Latchford told the Denver Art Museum that the piece was acquired from an individual known as a “fake collector,” according to the complaint – someone the art dealer would use to falsify the objects’ origins so that they can be sold on the open market. without suspicion of looting.

A Denver Art Museum spokesperson said in an email that the sculpture was on loan to the museum from February 2001 to December 2003.

“The museum was not involved in the acquisition or sale of this piece and has no details of these transactions,” museum spokeswoman Kristy Bassuener said in the email.

As part of the sale, prosecutors say, Latchford provided the private collector with a letter from this “fake collector”, stating that this person had acquired the sculpture from Vietnam between 1964 and 1966.

But before and after the sale of this sculpture and a second object, Latchford ‘strongly implied’ to an individual – known in the complaint as the ‘decorator’ – that he had acquired the objects himself. at the time of their excavation in Cambodia.
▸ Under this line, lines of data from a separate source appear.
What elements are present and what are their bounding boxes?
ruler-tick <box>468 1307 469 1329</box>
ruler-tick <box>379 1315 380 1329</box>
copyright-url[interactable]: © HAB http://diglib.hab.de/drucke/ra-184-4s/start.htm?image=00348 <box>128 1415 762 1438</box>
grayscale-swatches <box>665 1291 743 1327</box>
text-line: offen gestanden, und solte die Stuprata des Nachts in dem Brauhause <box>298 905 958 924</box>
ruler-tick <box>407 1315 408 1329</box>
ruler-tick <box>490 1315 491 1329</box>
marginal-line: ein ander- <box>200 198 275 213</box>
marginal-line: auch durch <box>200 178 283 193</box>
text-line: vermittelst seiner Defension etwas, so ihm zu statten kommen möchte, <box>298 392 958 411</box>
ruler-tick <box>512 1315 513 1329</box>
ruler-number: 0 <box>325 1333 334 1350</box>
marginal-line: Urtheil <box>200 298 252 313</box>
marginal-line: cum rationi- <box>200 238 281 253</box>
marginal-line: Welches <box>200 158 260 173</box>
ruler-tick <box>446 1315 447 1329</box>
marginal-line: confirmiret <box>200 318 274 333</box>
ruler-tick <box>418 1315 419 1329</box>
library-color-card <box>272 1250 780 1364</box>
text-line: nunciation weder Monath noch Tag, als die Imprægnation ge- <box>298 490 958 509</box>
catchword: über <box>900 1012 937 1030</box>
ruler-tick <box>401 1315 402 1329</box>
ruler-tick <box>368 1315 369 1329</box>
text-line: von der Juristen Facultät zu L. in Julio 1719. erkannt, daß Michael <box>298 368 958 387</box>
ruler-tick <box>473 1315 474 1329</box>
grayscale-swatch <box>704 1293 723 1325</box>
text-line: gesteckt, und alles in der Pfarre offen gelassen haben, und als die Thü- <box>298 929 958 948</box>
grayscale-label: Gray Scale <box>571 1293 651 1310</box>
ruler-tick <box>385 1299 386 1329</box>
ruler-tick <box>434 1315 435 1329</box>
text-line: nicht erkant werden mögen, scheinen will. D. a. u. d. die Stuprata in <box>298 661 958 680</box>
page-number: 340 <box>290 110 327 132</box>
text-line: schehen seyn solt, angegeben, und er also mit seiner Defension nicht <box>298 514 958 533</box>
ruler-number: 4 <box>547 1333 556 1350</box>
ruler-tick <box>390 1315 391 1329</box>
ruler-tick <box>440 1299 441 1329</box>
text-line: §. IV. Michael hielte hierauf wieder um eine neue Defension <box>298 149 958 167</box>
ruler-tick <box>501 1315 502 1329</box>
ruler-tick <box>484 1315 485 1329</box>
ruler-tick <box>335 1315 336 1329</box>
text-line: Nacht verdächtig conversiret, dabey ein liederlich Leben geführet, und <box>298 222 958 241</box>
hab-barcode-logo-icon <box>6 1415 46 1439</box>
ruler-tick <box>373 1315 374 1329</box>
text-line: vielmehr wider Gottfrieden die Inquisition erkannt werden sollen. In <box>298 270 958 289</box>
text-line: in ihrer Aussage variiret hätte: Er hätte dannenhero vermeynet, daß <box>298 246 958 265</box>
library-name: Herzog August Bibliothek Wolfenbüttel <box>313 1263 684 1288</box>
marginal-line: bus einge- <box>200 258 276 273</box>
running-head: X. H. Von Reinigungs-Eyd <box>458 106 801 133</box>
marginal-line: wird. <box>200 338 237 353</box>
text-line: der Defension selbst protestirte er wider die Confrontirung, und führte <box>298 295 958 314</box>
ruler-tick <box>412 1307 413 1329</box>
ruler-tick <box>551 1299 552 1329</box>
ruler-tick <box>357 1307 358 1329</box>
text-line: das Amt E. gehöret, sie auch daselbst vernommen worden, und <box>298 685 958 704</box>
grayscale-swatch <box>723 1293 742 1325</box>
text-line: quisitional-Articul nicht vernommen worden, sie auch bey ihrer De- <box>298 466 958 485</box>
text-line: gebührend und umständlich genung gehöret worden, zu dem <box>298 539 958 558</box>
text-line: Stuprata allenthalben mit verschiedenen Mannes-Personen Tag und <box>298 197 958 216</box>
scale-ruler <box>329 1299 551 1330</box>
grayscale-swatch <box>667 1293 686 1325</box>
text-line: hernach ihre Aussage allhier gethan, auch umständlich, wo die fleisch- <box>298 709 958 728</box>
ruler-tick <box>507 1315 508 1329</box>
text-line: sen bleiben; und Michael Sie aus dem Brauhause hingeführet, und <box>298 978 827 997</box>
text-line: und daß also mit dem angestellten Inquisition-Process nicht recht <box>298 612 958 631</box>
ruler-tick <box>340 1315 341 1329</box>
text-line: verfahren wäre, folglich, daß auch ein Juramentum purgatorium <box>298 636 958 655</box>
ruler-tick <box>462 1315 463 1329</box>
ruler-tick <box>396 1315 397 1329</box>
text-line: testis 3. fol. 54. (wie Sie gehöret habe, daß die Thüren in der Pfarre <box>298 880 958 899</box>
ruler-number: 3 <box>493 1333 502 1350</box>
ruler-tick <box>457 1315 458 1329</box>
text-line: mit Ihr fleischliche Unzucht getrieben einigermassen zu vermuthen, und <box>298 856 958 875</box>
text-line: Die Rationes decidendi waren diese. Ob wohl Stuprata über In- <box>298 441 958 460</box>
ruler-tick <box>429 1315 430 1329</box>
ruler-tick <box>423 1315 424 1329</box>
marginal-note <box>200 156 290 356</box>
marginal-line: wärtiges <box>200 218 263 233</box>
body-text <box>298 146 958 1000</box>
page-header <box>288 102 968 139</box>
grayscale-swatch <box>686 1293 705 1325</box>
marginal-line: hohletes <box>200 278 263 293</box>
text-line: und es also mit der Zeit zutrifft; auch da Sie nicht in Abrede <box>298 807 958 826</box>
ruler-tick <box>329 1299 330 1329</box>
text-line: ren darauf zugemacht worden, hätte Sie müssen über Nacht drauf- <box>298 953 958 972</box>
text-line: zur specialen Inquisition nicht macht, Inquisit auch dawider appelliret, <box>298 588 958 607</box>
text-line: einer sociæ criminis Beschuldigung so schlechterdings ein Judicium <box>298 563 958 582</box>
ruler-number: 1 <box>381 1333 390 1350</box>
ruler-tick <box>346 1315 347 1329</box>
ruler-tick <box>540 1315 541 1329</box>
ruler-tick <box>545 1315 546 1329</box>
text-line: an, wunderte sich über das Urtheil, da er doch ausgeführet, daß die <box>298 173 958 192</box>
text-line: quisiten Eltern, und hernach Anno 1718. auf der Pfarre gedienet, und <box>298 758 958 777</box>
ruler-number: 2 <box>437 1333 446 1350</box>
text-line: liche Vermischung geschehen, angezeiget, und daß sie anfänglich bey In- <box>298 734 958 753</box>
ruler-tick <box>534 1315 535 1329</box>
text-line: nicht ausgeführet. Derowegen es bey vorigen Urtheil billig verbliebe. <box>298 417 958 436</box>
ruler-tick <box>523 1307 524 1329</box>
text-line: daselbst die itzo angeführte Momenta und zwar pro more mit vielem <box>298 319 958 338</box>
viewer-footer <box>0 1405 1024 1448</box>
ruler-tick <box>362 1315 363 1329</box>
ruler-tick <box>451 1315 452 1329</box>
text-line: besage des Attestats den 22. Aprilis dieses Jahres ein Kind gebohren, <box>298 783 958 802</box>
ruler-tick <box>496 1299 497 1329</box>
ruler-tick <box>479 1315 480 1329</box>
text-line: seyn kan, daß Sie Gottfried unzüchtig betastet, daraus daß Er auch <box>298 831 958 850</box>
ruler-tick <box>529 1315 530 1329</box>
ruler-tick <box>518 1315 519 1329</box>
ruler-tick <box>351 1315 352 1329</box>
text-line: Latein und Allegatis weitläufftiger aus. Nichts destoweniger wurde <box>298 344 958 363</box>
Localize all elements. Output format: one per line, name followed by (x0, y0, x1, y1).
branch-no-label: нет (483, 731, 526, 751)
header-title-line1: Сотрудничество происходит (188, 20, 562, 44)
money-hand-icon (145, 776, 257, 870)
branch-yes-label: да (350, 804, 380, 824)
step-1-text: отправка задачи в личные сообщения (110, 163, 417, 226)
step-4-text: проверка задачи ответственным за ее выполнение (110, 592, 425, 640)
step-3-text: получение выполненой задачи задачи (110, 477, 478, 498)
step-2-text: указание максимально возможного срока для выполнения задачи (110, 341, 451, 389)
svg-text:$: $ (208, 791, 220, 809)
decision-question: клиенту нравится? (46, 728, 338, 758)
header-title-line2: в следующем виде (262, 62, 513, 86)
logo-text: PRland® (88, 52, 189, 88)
“This office continues to track down and recover the many stolen cultural treasures that Douglas Latchford sold and scattered away from their home country,” U.S. Attorney Damian Williams said in a press release announcing the forfeiture. “Through this action, the United States reaffirms its commitment to right the wrongs committed by Latchford and other raiders who would exploit and profit from the pain and disruption of war.”

In recent years, the Cambodian government has combed the world for cultural artefacts looted from its centuries-old historic sites during the dictatorial regime of Pol Pot in the 1970s and the decades of civil war and unrest that followed. .

Latchford, according to authorities, was one of the most egregious offenders. The ‘Pandora Papers’ investigation in October found that a host of museums from Denver to Britain to Australia still had Latchford’s objects in their collections, and over the following months pressure arose. exercised to repatriate looted antiquities.

In November, the Denver Art Museum voluntarily relinquished four Cambodian relics linked to Latchford after federal prosecutors requested their seizure. Authorities previously said Latchford repeatedly lied to the museum about the provenance — or ownership history — of other items the art dealer had sold to the museum.

Latchford had a well-known associate from Colorado named Emma Bunker, who was affiliated with the Denver Art Museum for 40 years before her death last year, serving on the museum’s board and as a volunteer helping find speakers and speakers. The two wrote three books together exploring Khmer art and maintained a 30-year friendship.

The New York Times reported in 2017 that she had been named by Manhattan prosecutors as “co-conspirator No. 2” involved in a scheme – with Latchford – to help a prominent New York gallerist tamper with history. documentary of looted Cambodian relics.

Bunker has never been charged with a crime and is not named in Tuesday’s civil complaint.